Press Release Date:  Wednesday, May 20, 2009  
Contact Information:  Jamie Ball
Public Information Specialist
502-573-2350, x 2233
jamieball@kycourts.net
http://courts.ky.gov
 


FRANKFORT, Ky. -- Supreme Court Deputy Chief Justice Will T. Scott will be the guest speaker at a combined graduation ceremony for Rowan County Drug Court and Bath/Menifee Drug Court on Friday, May 22. Six participants will be recognized for completing the program – five from Rowan County and one from Bath County. The ceremony will be open to the public and will take place at 6 p.m. in the Circuit Courtroom at the Rowan County Courthouse, 627 E. Main St. in Morehead.

Justice Scott represents the 7th Supreme Court District, which is comprised of Boyd, Breathitt, Carter, Elliott, Floyd, Greenup, Harlan, Johnson, Knott, Lawrence, Letcher, Magoffin, Martin, Menifee, Montgomery, Morgan, Owsley, Perry, Pike, Powell, Rowan and Wolfe counties. He has been deputy chief justice since July 1, 2006. 

Senior Judge William B. Mains, who conducts Drug Court proceedings for the programs in Rowan County and Bath/Menifee counties, will preside over the graduation ceremony Friday.  

Invitees to the ceremony include law enforcement representatives, elected officials, attorneys and representatives from the local Operation UNITE coalition. UNITE stands for Unlawful Narcotics Investigation, Treatment and Education.

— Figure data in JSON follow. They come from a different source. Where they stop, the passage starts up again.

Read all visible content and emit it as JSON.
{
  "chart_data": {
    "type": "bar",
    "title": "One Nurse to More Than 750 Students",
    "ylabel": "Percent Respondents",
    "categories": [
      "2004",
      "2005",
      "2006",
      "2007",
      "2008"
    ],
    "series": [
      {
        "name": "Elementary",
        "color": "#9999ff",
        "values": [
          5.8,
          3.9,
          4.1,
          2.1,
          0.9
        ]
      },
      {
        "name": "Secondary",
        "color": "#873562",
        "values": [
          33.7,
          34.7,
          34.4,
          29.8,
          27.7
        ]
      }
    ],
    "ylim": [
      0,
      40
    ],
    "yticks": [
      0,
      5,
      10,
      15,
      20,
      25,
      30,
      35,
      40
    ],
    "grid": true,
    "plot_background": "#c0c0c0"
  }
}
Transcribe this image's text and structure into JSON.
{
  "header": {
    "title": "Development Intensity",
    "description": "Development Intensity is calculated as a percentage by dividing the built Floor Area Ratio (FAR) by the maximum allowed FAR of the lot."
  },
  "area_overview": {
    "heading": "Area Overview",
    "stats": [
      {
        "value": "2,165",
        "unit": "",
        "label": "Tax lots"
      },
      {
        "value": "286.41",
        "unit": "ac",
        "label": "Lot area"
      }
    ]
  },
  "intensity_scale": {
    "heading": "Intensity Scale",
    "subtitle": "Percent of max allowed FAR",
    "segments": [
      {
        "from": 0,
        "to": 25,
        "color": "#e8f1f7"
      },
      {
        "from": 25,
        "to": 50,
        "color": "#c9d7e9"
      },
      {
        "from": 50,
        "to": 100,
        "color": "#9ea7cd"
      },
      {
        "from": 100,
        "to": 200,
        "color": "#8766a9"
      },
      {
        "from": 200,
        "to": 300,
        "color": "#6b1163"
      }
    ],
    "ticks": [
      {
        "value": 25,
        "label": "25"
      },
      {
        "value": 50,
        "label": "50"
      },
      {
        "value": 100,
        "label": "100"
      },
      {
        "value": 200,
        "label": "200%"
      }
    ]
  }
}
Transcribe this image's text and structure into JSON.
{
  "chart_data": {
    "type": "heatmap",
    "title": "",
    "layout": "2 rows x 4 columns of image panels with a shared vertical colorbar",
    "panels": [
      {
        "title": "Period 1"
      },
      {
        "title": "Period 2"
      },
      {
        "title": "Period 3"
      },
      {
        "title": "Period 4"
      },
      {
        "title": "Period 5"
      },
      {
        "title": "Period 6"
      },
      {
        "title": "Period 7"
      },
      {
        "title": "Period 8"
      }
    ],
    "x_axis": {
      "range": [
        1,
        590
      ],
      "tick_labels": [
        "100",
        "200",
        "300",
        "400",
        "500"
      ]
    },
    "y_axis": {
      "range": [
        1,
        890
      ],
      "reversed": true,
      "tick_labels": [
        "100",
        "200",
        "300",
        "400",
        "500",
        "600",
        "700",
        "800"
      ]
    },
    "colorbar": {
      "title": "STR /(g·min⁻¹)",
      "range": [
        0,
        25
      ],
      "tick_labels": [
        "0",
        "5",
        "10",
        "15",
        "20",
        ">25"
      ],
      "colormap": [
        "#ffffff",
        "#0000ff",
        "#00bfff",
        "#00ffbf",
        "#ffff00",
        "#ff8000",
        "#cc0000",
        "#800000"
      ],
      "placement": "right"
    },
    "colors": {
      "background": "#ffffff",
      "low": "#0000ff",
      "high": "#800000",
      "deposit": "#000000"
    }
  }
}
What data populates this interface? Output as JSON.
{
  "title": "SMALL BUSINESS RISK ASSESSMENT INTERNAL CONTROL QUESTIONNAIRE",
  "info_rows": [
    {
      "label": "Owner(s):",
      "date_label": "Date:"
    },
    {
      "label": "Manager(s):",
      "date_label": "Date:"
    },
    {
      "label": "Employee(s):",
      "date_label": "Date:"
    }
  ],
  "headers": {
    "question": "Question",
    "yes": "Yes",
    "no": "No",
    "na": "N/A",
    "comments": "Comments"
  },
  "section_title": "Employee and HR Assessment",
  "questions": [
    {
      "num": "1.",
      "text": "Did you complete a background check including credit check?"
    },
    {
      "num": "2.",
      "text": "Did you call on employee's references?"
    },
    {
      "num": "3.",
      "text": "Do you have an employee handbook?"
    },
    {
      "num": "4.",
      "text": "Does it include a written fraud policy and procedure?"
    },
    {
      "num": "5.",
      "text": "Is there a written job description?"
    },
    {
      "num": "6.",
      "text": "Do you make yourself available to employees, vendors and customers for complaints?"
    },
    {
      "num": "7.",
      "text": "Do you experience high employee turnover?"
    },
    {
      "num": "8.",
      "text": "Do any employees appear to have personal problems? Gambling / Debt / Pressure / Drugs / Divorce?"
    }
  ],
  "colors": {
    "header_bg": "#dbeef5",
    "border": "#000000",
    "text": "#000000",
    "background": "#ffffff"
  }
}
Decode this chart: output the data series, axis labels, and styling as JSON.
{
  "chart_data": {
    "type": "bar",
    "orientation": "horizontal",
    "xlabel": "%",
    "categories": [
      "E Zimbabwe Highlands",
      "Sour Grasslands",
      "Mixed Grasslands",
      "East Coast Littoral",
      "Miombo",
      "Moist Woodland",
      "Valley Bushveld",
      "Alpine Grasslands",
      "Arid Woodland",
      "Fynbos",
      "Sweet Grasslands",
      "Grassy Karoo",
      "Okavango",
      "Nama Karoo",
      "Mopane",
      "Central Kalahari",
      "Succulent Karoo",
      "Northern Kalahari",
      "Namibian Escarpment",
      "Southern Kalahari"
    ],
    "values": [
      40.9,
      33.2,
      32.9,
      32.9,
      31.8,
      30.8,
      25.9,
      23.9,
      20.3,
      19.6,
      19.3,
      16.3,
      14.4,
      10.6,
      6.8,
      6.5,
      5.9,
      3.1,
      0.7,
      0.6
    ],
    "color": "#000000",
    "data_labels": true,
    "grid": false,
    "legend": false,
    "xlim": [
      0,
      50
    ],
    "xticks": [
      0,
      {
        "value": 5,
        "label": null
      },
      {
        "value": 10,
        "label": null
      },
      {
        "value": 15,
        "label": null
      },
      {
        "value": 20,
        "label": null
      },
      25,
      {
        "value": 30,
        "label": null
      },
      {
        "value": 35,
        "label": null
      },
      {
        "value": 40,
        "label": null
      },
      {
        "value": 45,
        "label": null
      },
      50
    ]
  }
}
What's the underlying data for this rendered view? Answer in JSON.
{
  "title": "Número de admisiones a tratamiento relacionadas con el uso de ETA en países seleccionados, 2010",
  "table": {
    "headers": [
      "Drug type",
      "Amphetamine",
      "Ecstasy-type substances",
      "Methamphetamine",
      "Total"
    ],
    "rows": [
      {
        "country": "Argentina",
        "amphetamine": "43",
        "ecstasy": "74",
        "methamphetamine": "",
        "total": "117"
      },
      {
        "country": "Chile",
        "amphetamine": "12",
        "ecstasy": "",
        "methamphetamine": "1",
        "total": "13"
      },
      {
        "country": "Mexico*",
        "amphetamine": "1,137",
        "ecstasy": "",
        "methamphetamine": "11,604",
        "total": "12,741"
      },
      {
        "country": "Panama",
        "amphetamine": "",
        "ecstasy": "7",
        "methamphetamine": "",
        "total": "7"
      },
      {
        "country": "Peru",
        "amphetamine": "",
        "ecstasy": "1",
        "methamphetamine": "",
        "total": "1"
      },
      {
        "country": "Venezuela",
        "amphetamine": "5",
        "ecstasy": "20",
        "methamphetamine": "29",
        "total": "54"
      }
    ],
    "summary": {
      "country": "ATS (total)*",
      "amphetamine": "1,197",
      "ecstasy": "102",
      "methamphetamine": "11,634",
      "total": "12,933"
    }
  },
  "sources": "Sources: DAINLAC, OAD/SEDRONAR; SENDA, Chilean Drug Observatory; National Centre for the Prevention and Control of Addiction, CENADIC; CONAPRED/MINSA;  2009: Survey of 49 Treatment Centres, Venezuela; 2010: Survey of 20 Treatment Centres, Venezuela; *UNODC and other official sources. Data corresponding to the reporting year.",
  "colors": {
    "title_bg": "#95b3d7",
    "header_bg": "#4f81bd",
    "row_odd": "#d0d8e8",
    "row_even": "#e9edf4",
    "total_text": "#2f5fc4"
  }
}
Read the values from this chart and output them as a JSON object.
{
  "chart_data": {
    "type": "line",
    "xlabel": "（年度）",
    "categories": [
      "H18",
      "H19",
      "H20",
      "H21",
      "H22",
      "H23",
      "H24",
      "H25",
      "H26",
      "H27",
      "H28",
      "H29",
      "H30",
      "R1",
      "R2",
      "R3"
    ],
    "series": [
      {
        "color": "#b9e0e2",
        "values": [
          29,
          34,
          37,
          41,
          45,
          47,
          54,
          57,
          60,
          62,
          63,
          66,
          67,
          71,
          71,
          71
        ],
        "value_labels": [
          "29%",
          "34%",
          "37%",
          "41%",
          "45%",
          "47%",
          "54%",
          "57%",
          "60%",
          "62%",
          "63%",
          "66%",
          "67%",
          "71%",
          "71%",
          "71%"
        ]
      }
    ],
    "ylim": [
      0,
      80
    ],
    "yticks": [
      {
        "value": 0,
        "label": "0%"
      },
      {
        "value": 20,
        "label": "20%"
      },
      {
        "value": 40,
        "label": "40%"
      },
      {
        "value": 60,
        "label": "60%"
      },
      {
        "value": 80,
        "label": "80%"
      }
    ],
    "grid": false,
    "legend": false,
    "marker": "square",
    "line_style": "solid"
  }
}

Rowan County Drug Court began in September 2006 and Bath/Menifee Drug Court began in September 2007.

Kentucky Drug Court
Drug Court is proving to be a positive solution to a serious social problem. The success of Drug Court can be measured in the number of lives changed and the cost savings to Kentucky taxpayers. The program has had a significant impact on reducing rearrest, reconviction and reincarceration rates. The program has resulted in increased payment of delinquent child support and improved employment rates. For every $1 spent on Drug Court graduates, the state saves $2.72 on what it would have spent on incarcerating these individuals.

The mission is to provide a court-supervised treatment alternative that stops illicit drug use and related criminal activity and promotes a positive life change through substance abuse education and treatment.

How Drug Court Works
Drug Court coordinates the efforts of the judiciary, prosecution, defense bar, probation, law enforcement, mental health, social services and treatment communities to actively intervene and break the cycle of substance abuse, addiction and crime.

The program consists of three phases that last a total of at least one year and are followed by aftercare. Drug Court staff and participants work together to develop individual program plans with specific responsibilities and goals with timetables. Plans include group, family and individual counseling; frequent and random urine testing; education and vocational training; scheduled payments of restitution, child support and court fees; and health and community activities. Participants report directly to their Drug Court judge, who rewards progress and sanctions noncompliance.

When participants successfully complete the program, charges may be dismissed through diversion, or conditional discharge may be granted through probation. Judges who participate in Drug Court volunteer their time to the program. Most of the program’s funding comes from state funds approved through the Kentucky General Assembly.

Kentucky Drug Court is administered through the Administrative Office of the Courts in Frankfort. The AOC is the operational arm of the Kentucky Court of Justice and supports the activities of 3,800 court system employees, including the elected offices of justices, judges and circuit court clerks.